South Korean men smokers drop below 50 pct
SEOUL, Mar 29 (Reuters) The number of South Korean men who smoke has slipped below 50 per cent for the first time, mainly due to health campaigns and higher taxes on cigarettes, a health ministry survey said.
According to a survey conducted by Gallop Korea for the health ministry, the number of South Korean men who smoked was at 49.2 percent in March 2006, which is down from 53.3 per cent a year ago and 79.3 per cent in 1980.
The government increased taxes on cigarettes by 500 won in December 2004 and this helped lead to a gradual decline in smoking, the ministry said yesterday. A pack of cigarettes in South Korea now costs about 2,500 won (2.56 dollars).

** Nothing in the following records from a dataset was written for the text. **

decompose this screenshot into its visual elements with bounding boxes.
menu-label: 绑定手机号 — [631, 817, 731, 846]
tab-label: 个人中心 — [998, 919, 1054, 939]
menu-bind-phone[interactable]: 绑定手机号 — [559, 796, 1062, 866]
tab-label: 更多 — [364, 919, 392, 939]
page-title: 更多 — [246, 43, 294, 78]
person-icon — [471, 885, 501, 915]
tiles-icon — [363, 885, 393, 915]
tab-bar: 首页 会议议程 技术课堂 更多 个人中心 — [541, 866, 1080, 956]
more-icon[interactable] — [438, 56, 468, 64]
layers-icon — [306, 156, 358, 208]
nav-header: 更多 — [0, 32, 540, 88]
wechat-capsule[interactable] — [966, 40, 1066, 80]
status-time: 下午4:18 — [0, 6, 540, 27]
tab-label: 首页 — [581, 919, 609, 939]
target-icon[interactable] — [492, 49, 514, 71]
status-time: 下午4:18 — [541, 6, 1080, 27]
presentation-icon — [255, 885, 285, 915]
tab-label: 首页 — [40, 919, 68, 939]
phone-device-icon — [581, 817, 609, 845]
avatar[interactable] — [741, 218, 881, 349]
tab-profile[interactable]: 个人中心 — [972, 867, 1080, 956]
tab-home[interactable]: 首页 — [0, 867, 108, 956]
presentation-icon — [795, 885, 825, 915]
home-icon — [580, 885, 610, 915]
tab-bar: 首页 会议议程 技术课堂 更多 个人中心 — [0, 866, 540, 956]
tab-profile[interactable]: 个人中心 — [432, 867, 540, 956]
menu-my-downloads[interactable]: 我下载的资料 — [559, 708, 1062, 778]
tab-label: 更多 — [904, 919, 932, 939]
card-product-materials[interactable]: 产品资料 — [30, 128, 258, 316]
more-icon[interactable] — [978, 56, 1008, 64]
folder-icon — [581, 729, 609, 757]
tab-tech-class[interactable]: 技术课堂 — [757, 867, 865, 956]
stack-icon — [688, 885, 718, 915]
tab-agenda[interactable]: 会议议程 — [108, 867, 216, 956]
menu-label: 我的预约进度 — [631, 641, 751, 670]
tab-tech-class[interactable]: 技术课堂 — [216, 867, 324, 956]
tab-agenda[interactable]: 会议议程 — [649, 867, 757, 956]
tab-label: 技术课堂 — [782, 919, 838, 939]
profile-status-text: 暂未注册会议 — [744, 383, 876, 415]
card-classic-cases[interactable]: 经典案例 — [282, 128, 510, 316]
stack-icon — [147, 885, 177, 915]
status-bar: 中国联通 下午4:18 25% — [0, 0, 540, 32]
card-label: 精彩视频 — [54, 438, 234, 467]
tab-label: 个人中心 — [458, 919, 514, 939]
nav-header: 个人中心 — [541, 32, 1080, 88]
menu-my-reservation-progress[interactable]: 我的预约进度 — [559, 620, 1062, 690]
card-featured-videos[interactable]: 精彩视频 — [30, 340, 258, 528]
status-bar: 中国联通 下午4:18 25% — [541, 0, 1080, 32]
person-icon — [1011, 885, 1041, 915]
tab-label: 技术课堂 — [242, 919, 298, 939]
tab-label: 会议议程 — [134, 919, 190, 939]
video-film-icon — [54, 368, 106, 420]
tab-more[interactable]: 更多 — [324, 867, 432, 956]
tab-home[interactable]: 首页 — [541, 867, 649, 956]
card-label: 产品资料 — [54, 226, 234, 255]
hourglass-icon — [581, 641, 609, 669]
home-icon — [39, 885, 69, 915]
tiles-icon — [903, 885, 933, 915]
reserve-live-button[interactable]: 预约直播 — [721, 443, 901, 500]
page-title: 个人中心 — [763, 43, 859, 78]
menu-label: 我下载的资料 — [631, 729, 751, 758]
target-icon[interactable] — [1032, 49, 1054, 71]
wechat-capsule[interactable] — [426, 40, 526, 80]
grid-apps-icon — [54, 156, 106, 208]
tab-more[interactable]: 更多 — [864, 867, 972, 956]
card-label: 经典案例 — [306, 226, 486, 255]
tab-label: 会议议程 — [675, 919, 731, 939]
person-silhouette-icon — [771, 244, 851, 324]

The government has also launched campaigns aimed at curbing smoking in recent years, although many South Korean men pick up smoking during mandatory military service and men in suits puffing away in front of office buildings are a common sight in Seoul.
The health ministry has been officially keeping track of smokers since 1980.
''Before 1980, we estimate that the percentage of adult males who smoked was at about 80 per cent,'' Cho Kyung-suk, a health ministry official, said by telephone.
According to the World Health Organisation, about 35 per cent of men in developed countries smoke while about 50 per cent of men in developing countries smoke.
In 2002, the WTO compared smoking rates among adults around the world.
Among the countries that had the highest percentage of male smokers were Kenya at 67 per cent with China and Russia at 64 per cent. Near the bottom were the United States at 26 per cent and Australia at 27 per cent, it said.
The percentage of South Korean women who smoke has remained under 10 per cent since about 1985 and was at 3.3 per cent in March 2006, according to the survey. The World Health Organisation said about 22 per cent of women in developed countries smoke.